Novità in vista per i cittadini in tema di pratiche amministrative e burocrazia da gennaio 2015 entra in vigore l’anagrafe unica. Nella Gazzetta ufficiale di giovedì 8 gennaio 2015 è stato pubblicato il regolamento che stabilisce le direttive sulla nuova anagrafe nazionale. Tale misura, almeno sulla carta, dovrebbe facilitare la vita dei cittadini che potranno chiedere un documento di riconoscimento in qualsiasi comune sul territorio nazionale e potranno, inoltre, svolgere una serie di pratiche on –line. Infatti, nello stesso regolamento è previsto anche  che l’Anagrafe contenga  le informazioni sui recapiti digitali del cittadino, in primis la sua casella di Pec (posta elettronica certificata) tramite la quale sarà possibile inviare  documenti e pratiche agli uffici pubblici e questi ultimi saranno a loro volta tenuti ad inviare la documentazione ai recapiti digitali dei cittadini. La riforma dovrebbe introdurre una significativa semplificazione negli scambi di documenti e informazioni tra Pubbliche amministrazioni, spesso sottoposti a lungaggini burocratiche anche tra enti non troppo lontani geograficamente. La possibilità di attingere a un unico grande database per tutte le istituzioni locali e non afferenti al sistema pubblico, dovrebbe rendere le procedure più rapide ed efficienti. La riforma dell’Anagrafe unica, dunque, rappresenta un tassello importante verso il raggiungimento degli obiettivi dell’Agenda digitale che dovranno essere raggiunti entro il 2020 .I vantaggi di questo provvedimento sono quantificabili in termini economici per i Comuni che dovrebbero ridurre significativamente le spese ma soprattutto dovrebbe migliorare la qualità dei servizi offerti ai cittadini che finalmente per chiedere un documento, ad esempio una carta d’identità non saranno più obbligati a recarsi al comune di residenza ma potranno farlo da qualsiasi ufficio di qualsiasi comune d’Italia. Ogni comune, secondo una roadmap stabilita nel Regolamento, dovrà dotarsi di una struttura informatica adeguata che lo metterà in rete e in condizione di effettuare interscambi con gli altri comuni., queste attività dei Comuni rappresentano proprio il punto più “debole” della nuova normativa poichè dovranno provvedere  all’aggiornamento dei propri sistemi per l’adeguamento tecnico ai requisiti di sicurezza e per l’adozione delle procedure di collegamento alla infrastruttura centrale dell’ Anagrafe.

L’Anagrafe unica: le principali novità
L’Anagrafe unica , già definita anagrafe 2.0, conterrà oltre alle  informazioni classiche come nome, cognome, indirizzo e stato civile,  conterrà anche le informazioni sui recapiti digitali del cittadino, in primis la sua casella di Posta elettronica certificata.
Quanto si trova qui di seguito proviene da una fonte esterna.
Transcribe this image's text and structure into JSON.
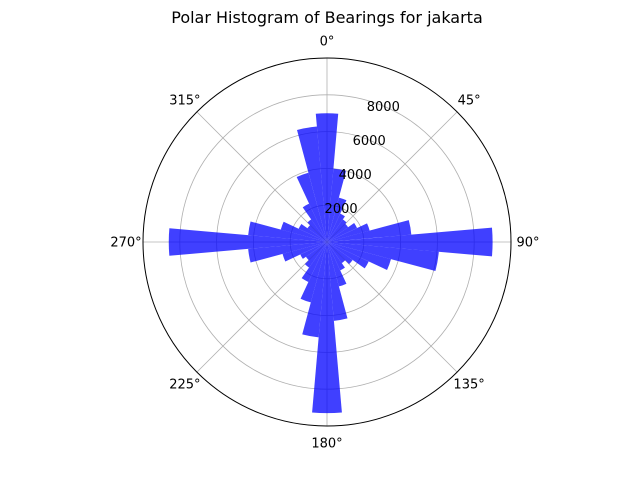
{
  "chart_data": {
    "type": "bar",
    "subtype": "polar-histogram",
    "title": "Polar Histogram of Bearings for jakarta",
    "theta_direction": "clockwise",
    "theta_zero": "top",
    "bin_width_deg": 10,
    "radial_max": 10000,
    "radial_ticks": [
      2000,
      4000,
      6000,
      8000
    ],
    "radial_tick_labels": [
      "2000",
      "4000",
      "6000",
      "8000"
    ],
    "angle_ticks": [
      0,
      45,
      90,
      135,
      180,
      225,
      270,
      315
    ],
    "angle_tick_labels": [
      "0°",
      "45°",
      "90°",
      "135°",
      "180°",
      "225°",
      "270°",
      "315°"
    ],
    "grid": true,
    "bar_color": "#0000ff",
    "bar_opacity": 0.75,
    "bin_centers_deg": [
      0,
      10,
      20,
      30,
      40,
      50,
      60,
      70,
      80,
      90,
      100,
      110,
      120,
      130,
      140,
      150,
      160,
      170,
      180,
      190,
      200,
      210,
      220,
      230,
      240,
      250,
      260,
      270,
      280,
      290,
      300,
      310,
      320,
      330,
      340,
      350
    ],
    "values": [
      7000,
      4000,
      2500,
      1700,
      1500,
      1400,
      1800,
      2400,
      4600,
      9000,
      6100,
      3600,
      2500,
      1700,
      1400,
      1700,
      2500,
      4300,
      9300,
      5200,
      3400,
      2400,
      1700,
      1400,
      1600,
      2500,
      4300,
      8600,
      4300,
      2600,
      1700,
      1300,
      1500,
      2300,
      3900,
      6300
    ]
  }
}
Qualora, poi, il proprietario dell’indirizzo riconosciuto come ufficiale dalle istituzioni, intenda indicare come prioritario il canale elettronico nelle comunicazioni con la PA, potrà scegliere questo modo di comunicazione con gli uffici pubblici.
I servizi forniti ai cittadini. La nuova anagrafe nazionale dovrà essere in grado di elaborare e consegnare ai legittimi proprietari che ne facciano richiesta tutti gli  attestati o le  dichiarazioni oggetto del lavoro agli uffici comunali, e dunque ivi inclusi certificati, dichiarazioni di nascita, stato civile, cambi di residenza ecc..L’obiettivo della riforma è quello di eliminare completamente le comunicazioni che riguardino variazioni di dati anagrafici, stato civile o cambio di residenza: l’incrocio con altri archivi di informazioni di raggio nazionale, potrebbe rendere superflue molte delle azioni abitudinarie che oggi obbligano i cittadini a perdere tempo agli sportelli degli uffici anagrafe.
I tempi e i numeri L’Anagrafe nazionale della popolazione residente, sarà costituita da un’unica banca dati che sostituirà le oltre 8 mila esistenti, visto che oggi ogni comune italiano ha la propria. Il regolamento pubblicato nella Gazzetta Ufficiale datata 8 gennaio detta i tempi e i passaggi della riforma e definisce «il piano per il graduale subentro>>. Dopo una fase preliminare viene tracciata una road-map di 32 settimane. Si parte con i comuni più piccoli (sotto i 100 mila abitanti) per finire con le città metropolitane. Tutte le operazioni devono essere concluse entro dicembre 2015.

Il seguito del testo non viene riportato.